Design XX.—Job, with memories engraven on the chambers of his imagery, stretching forth his hands over his new family of beautiful daughters.
Design XXI.—A return to the first scene. But the sun is rising, and Job and his family, taking their instruments of art, are worshipping God in the beauty of holiness.
Blake completed his engravings for Job in March 1825, and they were published March 1826.
They might well have been the crowning work of his life, and followed by his Nunc dimittis, but there was boundless mental energy in the old man, though his body was failing.
FROM THE DANTE SERIES.
It was in 1825 that Blake met Crabb Robinson at the house of Mr Aders, where Mrs Aders, daughter of Raphael Smith, was in the habit of entertaining many interesting people.
Crabb Robinson was a most excellent man—well accoutred, steady on his legs, with well-set head, without superstition, and just enough prejudice to starch his mind.

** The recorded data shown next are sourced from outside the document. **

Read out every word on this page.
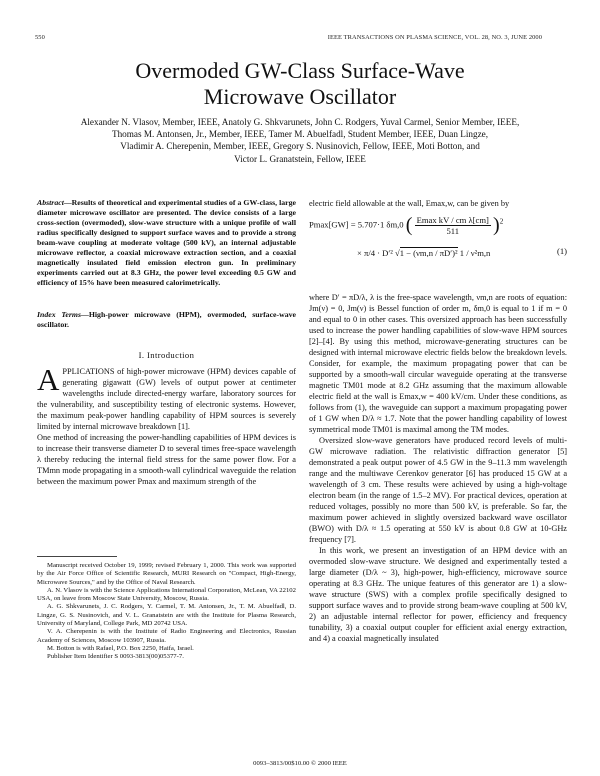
550	IEEE TRANSACTIONS ON PLASMA SCIENCE, VOL. 28, NO. 3, JUNE 2000
Overmoded GW-Class Surface-Wave
Microwave Oscillator
Alexander N. Vlasov, Member, IEEE, Anatoly G. Shkvarunets, John C. Rodgers, Yuval Carmel, Senior Member, IEEE,
Thomas M. Antonsen, Jr., Member, IEEE, Tamer M. Abuelfadl, Student Member, IEEE, Duan Lingze,
Vladimir A. Cherepenin, Member, IEEE, Gregory S. Nusinovich, Fellow, IEEE, Moti Botton, and
Victor L. Granatstein, Fellow, IEEE
Abstract—Results of theoretical and experimental studies of a GW-class, large diameter microwave oscillator are presented. The device consists of a large cross-section (overmoded), slow-wave structure with a unique profile of wall radius specifically designed to support surface waves and to provide a strong beam-wave coupling at moderate voltage (500 kV), an internal adjustable microwave reflector, a coaxial microwave extraction section, and a coaxial magnetically insulated field emission electron gun. In preliminary experiments carried out at 8.3 GHz, the power level exceeding 0.5 GW and efficiency of 15% have been measured calorimetrically.
Index Terms—High-power microwave (HPM), overmoded, surface-wave oscillator.
I. Introduction

APPLICATIONS of high-power microwave (HPM) devices capable of generating gigawatt (GW) levels of output power at centimeter wavelengths include directed-energy warfare, laboratory sources for the vulnerability, and susceptibility testing of electronic systems. However, the maximum peak-power handling capability of HPM sources is severely limited by internal microwave breakdown [1].

One method of increasing the power-handling capabilities of HPM devices is to increase their transverse diameter D to several times free-space wavelength λ thereby reducing the internal field stress for the same power flow. For a TMmn mode propagating in a smooth-wall cylindrical waveguide the relation between the maximum power Pmax and maximum strength of the

Manuscript received October 19, 1999; revised February 1, 2000. This work was supported by the Air Force Office of Scientific Research, MURI Research on "Compact, High-Energy, Microwave Sources," and by the Office of Naval Research.

A. N. Vlasov is with the Science Applications International Corporation, McLean, VA 22102 USA, on leave from Moscow State University, Moscow, Russia.

A. G. Shkvarunets, J. C. Rodgers, Y. Carmel, T. M. Antonsen, Jr., T. M. Abuelfadl, D. Lingze, G. S. Nusinovich, and V. L. Granatstein are with the Institute for Plasma Research, University of Maryland, College Park, MD 20742 USA.

V. A. Cherepenin is with the Institute of Radio Engineering and Electronics, Russian Academy of Sciences, Moscow 103907, Russia.

M. Botton is with Rafael, P.O. Box 2250, Haifa, Israel.

Publisher Item Identifier S 0093-3813(00)05377-7.

electric field allowable at the wall, Emax,w, can be given by
Pmax[GW] = 5.707·1 δm,0 ( $\frac{\text{Emax kV / cm λ[cm]}}{511} )^2$
× π/4 · D′² √1 − (νm,n / πD′)² 1 / ν²m,n	(1)

where D′ = πD/λ, λ is the free-space wavelength, νm,n are roots of equation: Jm(ν) = 0, Jm(ν) is Bessel function of order m, δm,0 is equal to 1 if m = 0 and equal to 0 in other cases. This oversized approach has been successfully used to increase the power handling capabilities of slow-wave HPM sources [2]–[4]. By using this method, microwave-generating structures can be designed with internal microwave electric fields below the breakdown levels. Consider, for example, the maximum propagating power that can be supported by a smooth-wall circular waveguide operating at the transverse magnetic TM01 mode at 8.2 GHz assuming that the maximum allowable electric field at the wall is Emax,w = 400 kV/cm. Under these conditions, as follows from (1), the waveguide can support a maximum propagating power of 1 GW when D/λ ≈ 1.7. Note that the power handling capability of lowest symmetrical mode TM01 is maximal among the TM modes.

Oversized slow-wave generators have produced record levels of multi-GW microwave radiation. The relativistic diffraction generator [5] demonstrated a peak output power of 4.5 GW in the 9–11.3 mm wavelength range and the multiwave Cerenkov generator [6] has produced 15 GW at a wavelength of 3 cm. These results were achieved by using a high-voltage electron beam (in the range of 1.5–2 MV). For practical devices, operation at reduced voltages, possibly no more than 500 kV, is preferable. So far, the maximum power achieved in slightly oversized backward wave oscillator (BWO) with D/λ ≈ 1.5 operating at 550 kV is about 0.8 GW at 10-GHz frequency [7].

In this work, we present an investigation of an HPM device with an overmoded slow-wave structure. We designed and experimentally tested a large diameter (D/λ ~ 3), high-power, high-efficiency, microwave source operating at 8.3 GHz. The unique features of this generator are 1) a slow-wave structure (SWS) with a complex profile specifically designed to support surface waves and to provide strong beam-wave coupling at 500 kV, 2) an adjustable internal reflector for power, efficiency and frequency tunability, 3) a coaxial output coupler for efficient axial energy extraction, and 4) a coaxial magnetically insulated

0093–3813/00$10.00 © 2000 IEEE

He knew Blake at the time that he was learning Italian for the sake of Dante that he might execute Dante designs for Linnell. From Robinson’s reminiscences, we do just get a glimpse of Blake struggling with Dante, and delighting to mystify his respectable friend. Unfortunately, the reported references in their conversations to Dante are few, though enough perhaps to indicate Blake’s attitude. He was not one of Dante’s elect. But with closer study he was beginning to fall under his spell, and we may safely surmise that if Dante had come into Blake’s life in his youth, instead of Swedenborg, Blake would have become the greatest catholic mystic artist of the age.